The Forbidden and Beyond The Black Rainbow: long live the new skinThe Forbidden and Beyond The Black Rainbow: long live the new skin

Horror films are always about form and content too, plus a certain amount of flaying. I liked The Haunting of Hill House, gingering up one model of horror story by the unlikely tactic of stretching it out to six times the normal length, and episode five ended with a blast of one of Alan Moore’s most poignant literary ideas about time and history; an unexpected place to find it, but there it was. And The Witch was on TV for Halloween, still sparse and terse and pagan, unknowably strange. But marooned as we are in an era when irony distorts everything like a fish-eye lens already, the more horror tries to be reflexive and ironic, the more the results fly apart under the strain. I’m not even convinced any more that the true core of horror fiction, the painful gaining of personal self-knowledge that has made it a young person’s genre for 200 years, is now best served by cinema in the first place, or that the border between parody and sincerity isn’t so weak that horror films can end up tripping backwards straight out of the door they just arrived through. How Possum can be treated independently of the fact that director Matthew Holness is a maker of parodies and written about as if he hadn’t now made another one, is a mystery. What is Sean Harris pulling that face for, exactly, if not that?

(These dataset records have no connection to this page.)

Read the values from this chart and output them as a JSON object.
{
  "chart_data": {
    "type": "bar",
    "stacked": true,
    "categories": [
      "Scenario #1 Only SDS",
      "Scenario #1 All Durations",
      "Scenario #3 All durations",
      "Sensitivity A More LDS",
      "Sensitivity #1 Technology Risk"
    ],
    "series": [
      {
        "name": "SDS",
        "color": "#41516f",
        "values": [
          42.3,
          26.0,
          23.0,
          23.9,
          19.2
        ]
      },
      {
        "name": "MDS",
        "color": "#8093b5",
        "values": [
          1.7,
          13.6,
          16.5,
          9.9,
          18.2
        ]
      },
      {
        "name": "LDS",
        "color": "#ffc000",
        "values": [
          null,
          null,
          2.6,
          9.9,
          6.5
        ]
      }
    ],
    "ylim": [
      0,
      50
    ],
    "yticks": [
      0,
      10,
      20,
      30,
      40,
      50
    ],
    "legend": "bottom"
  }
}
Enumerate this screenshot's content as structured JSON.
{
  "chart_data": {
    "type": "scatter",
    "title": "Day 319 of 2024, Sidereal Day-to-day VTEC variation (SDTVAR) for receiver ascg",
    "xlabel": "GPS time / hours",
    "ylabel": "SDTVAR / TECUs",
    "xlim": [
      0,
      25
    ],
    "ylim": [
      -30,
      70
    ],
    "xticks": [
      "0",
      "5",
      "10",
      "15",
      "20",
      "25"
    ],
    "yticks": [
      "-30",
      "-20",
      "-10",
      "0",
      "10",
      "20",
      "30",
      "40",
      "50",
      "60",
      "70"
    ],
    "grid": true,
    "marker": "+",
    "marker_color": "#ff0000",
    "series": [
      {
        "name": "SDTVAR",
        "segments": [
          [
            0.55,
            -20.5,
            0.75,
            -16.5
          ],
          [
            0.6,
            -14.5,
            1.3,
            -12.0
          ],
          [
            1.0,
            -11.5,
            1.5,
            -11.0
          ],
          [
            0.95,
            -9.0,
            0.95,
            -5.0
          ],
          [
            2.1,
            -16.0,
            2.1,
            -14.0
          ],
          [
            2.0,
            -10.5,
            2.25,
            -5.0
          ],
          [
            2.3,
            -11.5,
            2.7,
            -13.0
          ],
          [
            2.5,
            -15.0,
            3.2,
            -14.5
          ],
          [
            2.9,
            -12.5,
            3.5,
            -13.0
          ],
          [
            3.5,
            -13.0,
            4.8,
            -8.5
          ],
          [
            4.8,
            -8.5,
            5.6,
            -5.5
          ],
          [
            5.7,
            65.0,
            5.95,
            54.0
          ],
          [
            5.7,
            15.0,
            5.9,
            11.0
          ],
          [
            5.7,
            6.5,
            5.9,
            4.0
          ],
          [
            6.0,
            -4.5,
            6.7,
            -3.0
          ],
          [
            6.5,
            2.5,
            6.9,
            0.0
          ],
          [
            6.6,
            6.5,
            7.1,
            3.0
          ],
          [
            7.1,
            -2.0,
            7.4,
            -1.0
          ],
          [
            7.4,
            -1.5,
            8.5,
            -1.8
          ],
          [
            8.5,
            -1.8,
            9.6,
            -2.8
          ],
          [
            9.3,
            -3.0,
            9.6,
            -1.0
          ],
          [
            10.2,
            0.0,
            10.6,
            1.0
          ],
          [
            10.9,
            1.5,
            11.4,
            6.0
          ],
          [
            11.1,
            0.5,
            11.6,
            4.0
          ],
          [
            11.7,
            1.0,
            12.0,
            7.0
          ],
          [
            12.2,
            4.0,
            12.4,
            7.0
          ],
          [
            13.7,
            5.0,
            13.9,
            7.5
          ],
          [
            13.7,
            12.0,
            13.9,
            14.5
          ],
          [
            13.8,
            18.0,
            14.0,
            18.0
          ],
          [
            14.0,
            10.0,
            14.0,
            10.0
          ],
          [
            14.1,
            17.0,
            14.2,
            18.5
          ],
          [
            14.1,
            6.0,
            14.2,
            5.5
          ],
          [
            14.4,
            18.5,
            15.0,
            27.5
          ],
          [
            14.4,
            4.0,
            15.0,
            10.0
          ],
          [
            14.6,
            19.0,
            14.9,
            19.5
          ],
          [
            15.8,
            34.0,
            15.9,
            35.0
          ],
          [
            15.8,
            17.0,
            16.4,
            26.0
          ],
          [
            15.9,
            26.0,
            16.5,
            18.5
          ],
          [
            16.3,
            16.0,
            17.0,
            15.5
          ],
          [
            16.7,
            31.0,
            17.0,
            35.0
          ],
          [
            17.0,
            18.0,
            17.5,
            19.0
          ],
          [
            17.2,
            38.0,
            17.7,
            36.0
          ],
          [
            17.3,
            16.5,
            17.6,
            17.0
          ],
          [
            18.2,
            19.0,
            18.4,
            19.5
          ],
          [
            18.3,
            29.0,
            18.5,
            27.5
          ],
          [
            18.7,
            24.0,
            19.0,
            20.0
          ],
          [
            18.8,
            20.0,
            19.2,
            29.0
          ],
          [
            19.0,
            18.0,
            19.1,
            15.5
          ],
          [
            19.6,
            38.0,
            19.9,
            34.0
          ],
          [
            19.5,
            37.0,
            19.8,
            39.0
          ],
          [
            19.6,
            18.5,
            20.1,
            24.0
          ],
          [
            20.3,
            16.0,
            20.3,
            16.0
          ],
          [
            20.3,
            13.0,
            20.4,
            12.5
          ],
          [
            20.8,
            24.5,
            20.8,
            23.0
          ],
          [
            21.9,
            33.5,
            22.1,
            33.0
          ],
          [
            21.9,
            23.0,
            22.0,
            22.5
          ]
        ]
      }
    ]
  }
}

I bring this up having watched Mandy and the 1996 Clive Barker film Lord of Illusions back to back, two horror stories about cult leaders and the people they destroy, both of which are in more complicated relationships with their audience than either Hill House or The Witch. The dripping latex and early granular CGI in Barker’s film date it precisely to the minute, and although occult noir and its magical private investigators is a rock solid genre, Barker ultimately has a foreigner’s perspective rather than an innate feel for its tensions. But he and his fictions remain the only horror brand I really connect with, fully social and psychosexual and analogue. Barker’s starting point is always Jean Cocteau and Orphée, dreams and the sub-conscious, and he believes the old Cocteau principle of combining unsettling concepts with accessible imagery. The closer you get to a mystery, the more important it is to be realistic,” said the old boy, and he was right. Barker’s also a libertine in the finest sense, and his films are voluptuously sexual.

Mandy is as voluptuous as a knee injury, and its presiding spirit is less Jean Cocteau and more Jim Steinman. To let ironic homage take the place of actual self-knowledge—and most certainly take the place of horror’s highest engagement with social comment or cohesion, which Panos Cosmatos doesn’t seem to have much interest in if this and Beyond The Black Rainbow are anything to go by—is to drag any art towards fan service, of which one drop goes a long way. Beyond The Black Rainbow presages some of Mandys specific shots but does without its dollops of shaggy hysteria, replacing it instead with a trancey-stupor metaphysical style conspicuously waving at Stanley Kubrick and Nic Roeg. But fan credentials will out, so it ends with a quote from Buckaroo Banzai. Once upon a time, a quote from Buckaroo Banzai was because the director had seen it and you hadn’t; now it’s just a statement of status, the least secret secret-handshake imaginable.

I’m particularly exercised here because one dvd on Cosmatos’s shelf is clearly Hellraiser, my favourite Barker of all, summoned explicitly when one of Mandys bad guys whistles up some demonic biker types, leather-clad wheezing rubes who are Cenobites by way of Psychomania. Meanwhile Black Rainbow has a flashback of the villain’s transmogrification via a pit of black ooze shot in high-contrast colour-coded negative, which sent me to Barker’s old short The Forbidden, shot in authentic negative and which ends with Pete Atkins covered in Vesalius anatomical etchings and adopting a very similar pose to camera. But Barker was falling back on instinct and symbolism and a budget of ten pounds fifty, and Cosmatos is apparently just falling back on Barker.